Backing up just a bit
to the old fart discussion, I went to my twenty year high school reunion a couple of months back. Now, I'll confess I had no intentions of going. This was the weekend after I came back from Sunbelt and I had planned on using that as an excuse. I didn't write about it because there was really nothing noteworthy about it (from my point of view, other folks thought it was a smashing success).
It was Saturday night and I had went to sleep on the couch when the phone woke me up. I'd guess it was around eight o'clock or thereabouts. It was my buddy Skinner, wanting to know why in the hell I wasn't at the reunion. I told I wasn't going, that I was pretty well worn out. He said okey dokey and hung up. Few minutes later phone rings again. This time it's one of my neighbors asking me about something else. By this time I'm wide awake so I decide to go to see some friends who're having a wiennie roast. They live a couple of blocks away from where the reunion was held, so somewhere along the line I decided to go after all.

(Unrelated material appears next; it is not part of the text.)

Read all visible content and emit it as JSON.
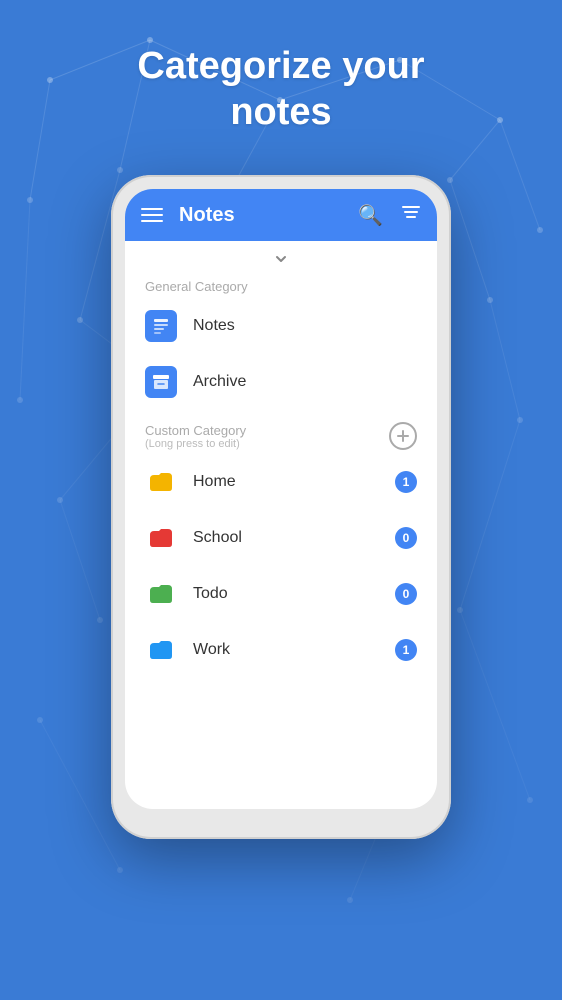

Naturally it was nearly over when I got there and about half the folks were gone. Me being my normal anti-social self stood outside and talked... to the people I see all (some) of the time anyway. With three or four notable exceptions, those where the people I talked to the rest of the evening.
As to where I am going with this, I recently stumbled across a website that had photos from the reunion and in looking them over, I realized something right quickly.
I had no fricking idea who in the hell 95% of these people were.
Now, I'm not sure if this my memory, my lack of social graces (both in high school and now) or my hermit-like nature which tends to make me stay 'round the farm and not get out and see people (unless they're at the gunshop, the hardware store, the feed store, the tractor place, the barber shop or some other such place that I frequent).
I think it's normal to not remember everyone at a reunion, but out of the fifty or sixty people there, I could name less than twenty... and those were people that I see fairly often, so I am taking this as another sign of old-fartyness.